The same logic could have been applied to the companies for which the law was initially written, he said, and the suit’s basic questions remain effectively identical to those of more traditional challenges to a company’s CDA immunity claims. “Whether Grindr could have reasonably done something I have no idea,” Greene told me. “There’s lots of things I think companies should do that they’re not required by law to do.”
But the goal of a law is to “provide certainty,” he said — an imperative he sees as particularly pressing when a law has free-speech implications. Ultimately, he said, online abuse victims have other avenues of recourse, and where they don’t, such as in a case where an abuser is in another country, the fundamental problem does not concern Section 230 in itself, but rather the legal code in general.

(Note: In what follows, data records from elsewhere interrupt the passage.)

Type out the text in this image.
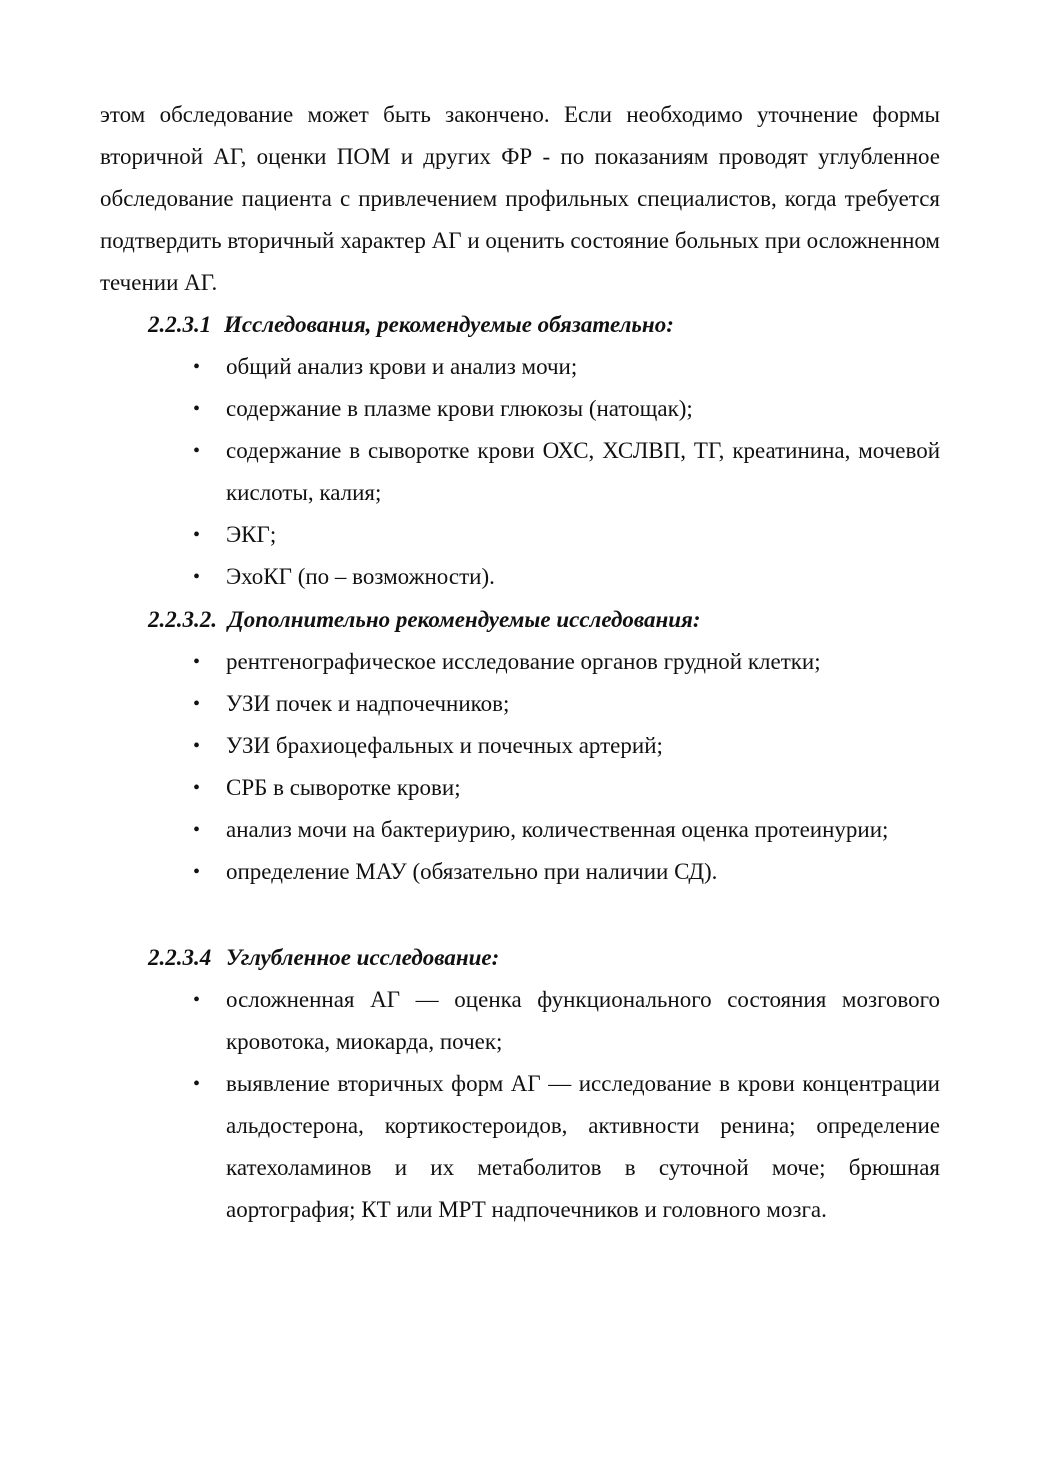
этом обследование может быть закончено. Если необходимо уточнение формы вторичной АГ, оценки ПОМ и других ФР - по показаниям проводят углубленное обследование пациента с привлечением профильных специалистов, когда требуется подтвердить вторичный характер АГ и оценить состояние больных при осложненном течении АГ.

2.2.3.1 Исследования, рекомендуемые обязательно:

• общий анализ крови и анализ мочи;
• содержание в плазме крови глюкозы (натощак);
• содержание в сыворотке крови ОХС, ХСЛВП, ТГ, креатинина, мочевой кислоты, калия;
• ЭКГ;
• ЭхоКГ (по – возможности).

2.2.3.2. Дополнительно рекомендуемые исследования:

• рентгенографическое исследование органов грудной клетки;
• УЗИ почек и надпочечников;
• УЗИ брахиоцефальных и почечных артерий;
• СРБ в сыворотке крови;
• анализ мочи на бактериурию, количественная оценка протеинурии;
• определение МАУ (обязательно при наличии СД).

2.2.3.4 Углубленное исследование:

• осложненная АГ — оценка функционального состояния мозгового кровотока, миокарда, почек;
• выявление вторичных форм АГ — исследование в крови концентрации альдостерона, кортикостероидов, активности ренина; определение катехоламинов и их метаболитов в суточной моче; брюшная аортография; КТ или МРТ надпочечников и головного мозга.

The CDA, he said, “is the wrong place to direct your anger.”
But Herrick’s lawyers maintain that legally speaking, the CDA per se is not, in this case, their source of ire.
“I think the bloating of the law by judges interpreting it is the real problem,” said Carrie Goldberg, another attorney representing Herrick on the case. She posed an example: Someone defames you on Facebook and a judge rules Facebook itself is immune to lawsuit for defamation? “That’s a completely proper application of it in my opinion.”
Goldberg regularly represents victims of online sexual privacy violations. As in the Grindr case, her work often specifically involves challenging companies that she believes tolerate clear abuse of their platforms.
“There were cease-and-desist letters sent to Grindr,” she said. “They knew, and they’re still hiding behind the CDA. That’s a real problem. As a litigator, my interest is for case law to determine the scope of how a law should be handled. I’m not particularly motivated to create new laws. I don’t like to beg congress members… to write a law and get it voted on. I’m not a lobbyist… I’m a lawyer. The courtroom is how I try to make change.”
But, she said, “if we lose, than yeah, there does need to be a legislative fix, because my clients all over the place are being impersonated, and no action is taken. And this would create a really sickening world if the tech industry — the most powerful and omniscient industry — basically never has to see the inside of a court and has no liability to the public for the weaponization of their product.”